For a mild cold burn from an ice pack, simply removing the source and letting the skin warm naturally at room temperature is often enough. Cover the area loosely and avoid re-exposing it to cold. If blisters form, don’t pop them. Keep the area clean and dry.
When Cold Burns Need Medical Attention
Mild redness and temporary numbness from brief ice pack contact will typically resolve on its own. But certain signs indicate the injury is more serious than a surface irritation. Seek medical care if the skin turns white, gray, or dark and stays that way after warming. Blood-filled blisters, skin that feels hard or waxy, or any area larger than about 8 centimeters (3 inches) across warrants prompt evaluation. Cold burns on the hands, feet, face, or any area near a joint are also higher risk because of the delicate structures underneath.
Deep cold burns that look charred, leathery, or have patches of white, brown, or black need emergency care. These indicate full-thickness tissue damage that may require specialized wound treatment.
Long-Term Effects
Mild cold burns heal completely with no lasting effects. But moderate to severe injuries can leave behind problems that persist long after the skin itself looks healed.
The most significant long-term complication is nerve damage. Cold exposure can injure the sensory nerves in the hands and feet, producing a condition called cold-induced neuropathy. People with this condition experience chronic pain, numbness, tingling, and a persistent hypersensitivity to cold. Cool temperatures that would never have bothered them before now trigger pain or discomfort. In more severe cases, the ability to detect sharp touch or vibration is permanently reduced in a “glove and stocking” pattern on the hands and feet.
What makes this particularly striking is that even a single episode of cold exposure can sometimes trigger lasting nerve degeneration. The chronic pain is neuropathic, meaning it comes from the damaged nerves themselves rather than from ongoing tissue injury. This can make it difficult to treat with standard pain relievers.
Preventing Cold Burns
Most cold burns from ice packs are entirely preventable. Always place a cloth or towel between the ice pack and your skin. Limit application to 10 to 20 minutes at a time, and check the skin periodically. Research on cold therapy suggests that keeping skin temperature between 10°C and 15°C (50°F to 59°F) for 10 to 20 minutes achieves the therapeutic benefit of icing without risking injury. Going longer or colder than that increases the chance of damage without adding meaningful benefit.

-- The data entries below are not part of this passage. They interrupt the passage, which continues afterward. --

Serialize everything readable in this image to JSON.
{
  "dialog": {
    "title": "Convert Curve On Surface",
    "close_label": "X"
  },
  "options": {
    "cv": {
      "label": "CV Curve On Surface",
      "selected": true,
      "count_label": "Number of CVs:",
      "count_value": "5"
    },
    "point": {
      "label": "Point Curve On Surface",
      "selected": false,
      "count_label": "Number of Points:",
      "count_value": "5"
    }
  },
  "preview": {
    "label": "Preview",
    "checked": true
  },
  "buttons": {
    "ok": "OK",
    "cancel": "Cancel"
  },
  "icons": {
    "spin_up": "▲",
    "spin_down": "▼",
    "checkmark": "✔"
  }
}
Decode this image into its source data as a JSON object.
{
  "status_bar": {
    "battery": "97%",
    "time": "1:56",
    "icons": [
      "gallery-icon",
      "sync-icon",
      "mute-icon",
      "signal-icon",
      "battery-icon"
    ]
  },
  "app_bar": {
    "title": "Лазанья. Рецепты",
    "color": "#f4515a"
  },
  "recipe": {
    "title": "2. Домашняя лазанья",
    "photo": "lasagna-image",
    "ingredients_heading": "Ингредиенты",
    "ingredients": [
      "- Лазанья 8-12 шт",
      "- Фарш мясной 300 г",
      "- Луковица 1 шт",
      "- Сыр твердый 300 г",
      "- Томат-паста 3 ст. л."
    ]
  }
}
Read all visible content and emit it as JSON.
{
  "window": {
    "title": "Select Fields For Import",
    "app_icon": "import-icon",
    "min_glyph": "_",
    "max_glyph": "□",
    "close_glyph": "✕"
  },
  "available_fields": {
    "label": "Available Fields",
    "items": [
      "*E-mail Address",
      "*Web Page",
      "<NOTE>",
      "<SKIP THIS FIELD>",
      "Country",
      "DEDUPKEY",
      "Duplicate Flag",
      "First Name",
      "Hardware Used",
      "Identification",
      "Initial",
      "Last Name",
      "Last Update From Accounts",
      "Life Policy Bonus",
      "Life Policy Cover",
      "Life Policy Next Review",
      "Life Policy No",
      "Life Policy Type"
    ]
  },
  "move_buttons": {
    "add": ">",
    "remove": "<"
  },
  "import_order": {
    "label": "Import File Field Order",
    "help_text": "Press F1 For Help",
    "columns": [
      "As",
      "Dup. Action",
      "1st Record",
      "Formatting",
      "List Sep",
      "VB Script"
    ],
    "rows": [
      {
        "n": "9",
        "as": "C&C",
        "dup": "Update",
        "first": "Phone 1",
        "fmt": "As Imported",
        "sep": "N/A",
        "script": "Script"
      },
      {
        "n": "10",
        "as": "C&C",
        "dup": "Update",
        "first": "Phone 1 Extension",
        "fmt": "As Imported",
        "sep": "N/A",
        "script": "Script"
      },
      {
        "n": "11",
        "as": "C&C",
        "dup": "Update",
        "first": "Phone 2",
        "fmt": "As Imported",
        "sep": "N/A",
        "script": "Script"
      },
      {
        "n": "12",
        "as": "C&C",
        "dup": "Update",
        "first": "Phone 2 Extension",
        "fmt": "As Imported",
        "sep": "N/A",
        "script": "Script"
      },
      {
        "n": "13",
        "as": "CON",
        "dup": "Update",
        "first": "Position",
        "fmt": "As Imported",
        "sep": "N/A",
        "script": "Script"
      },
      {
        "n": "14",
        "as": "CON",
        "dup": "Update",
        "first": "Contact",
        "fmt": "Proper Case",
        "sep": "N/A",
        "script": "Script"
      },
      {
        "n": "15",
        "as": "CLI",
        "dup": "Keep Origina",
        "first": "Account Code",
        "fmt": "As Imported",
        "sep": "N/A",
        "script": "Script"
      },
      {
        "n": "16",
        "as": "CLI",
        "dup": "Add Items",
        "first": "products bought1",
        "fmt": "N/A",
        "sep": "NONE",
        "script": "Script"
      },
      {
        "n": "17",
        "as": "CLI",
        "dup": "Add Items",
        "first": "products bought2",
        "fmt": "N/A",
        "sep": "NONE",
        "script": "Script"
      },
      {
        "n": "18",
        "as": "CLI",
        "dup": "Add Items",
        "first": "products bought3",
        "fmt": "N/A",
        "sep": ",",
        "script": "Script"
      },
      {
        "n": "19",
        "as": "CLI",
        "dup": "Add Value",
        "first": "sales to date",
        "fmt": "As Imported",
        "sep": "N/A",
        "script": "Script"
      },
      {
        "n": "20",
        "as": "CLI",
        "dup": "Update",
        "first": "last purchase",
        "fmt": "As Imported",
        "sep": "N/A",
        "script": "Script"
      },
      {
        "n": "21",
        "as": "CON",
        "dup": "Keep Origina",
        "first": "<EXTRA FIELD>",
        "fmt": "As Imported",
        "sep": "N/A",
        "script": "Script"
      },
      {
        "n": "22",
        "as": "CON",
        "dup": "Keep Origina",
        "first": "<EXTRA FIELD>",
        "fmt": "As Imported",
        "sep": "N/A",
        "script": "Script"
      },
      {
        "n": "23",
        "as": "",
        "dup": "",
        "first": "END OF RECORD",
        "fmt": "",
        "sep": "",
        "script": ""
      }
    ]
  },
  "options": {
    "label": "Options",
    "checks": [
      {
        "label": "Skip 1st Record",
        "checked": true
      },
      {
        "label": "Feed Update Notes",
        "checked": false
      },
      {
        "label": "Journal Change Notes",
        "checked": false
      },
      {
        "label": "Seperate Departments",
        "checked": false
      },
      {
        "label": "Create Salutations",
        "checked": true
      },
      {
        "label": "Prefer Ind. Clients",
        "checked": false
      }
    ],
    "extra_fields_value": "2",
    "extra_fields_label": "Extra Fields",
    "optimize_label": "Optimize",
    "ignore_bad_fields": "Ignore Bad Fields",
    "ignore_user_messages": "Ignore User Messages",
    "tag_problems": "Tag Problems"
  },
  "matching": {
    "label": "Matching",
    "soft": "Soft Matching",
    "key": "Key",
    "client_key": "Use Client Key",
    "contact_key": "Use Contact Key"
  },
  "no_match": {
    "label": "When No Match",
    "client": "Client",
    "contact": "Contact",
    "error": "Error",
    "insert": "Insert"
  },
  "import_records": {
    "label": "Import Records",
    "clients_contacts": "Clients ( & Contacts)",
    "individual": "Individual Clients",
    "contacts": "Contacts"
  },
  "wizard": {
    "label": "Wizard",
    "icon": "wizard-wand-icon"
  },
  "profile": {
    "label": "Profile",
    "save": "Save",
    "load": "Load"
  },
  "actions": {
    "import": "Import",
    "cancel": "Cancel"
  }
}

For aerosol products, never spray compressed air, deodorant, or similar cans directly against skin at close range, even briefly. The temperatures these sprays reach are far colder than most people realize, and the damage can happen in seconds. When working with dry ice or liquid nitrogen, insulated gloves are essential, as bare-skin contact with either substance causes near-instant freezing.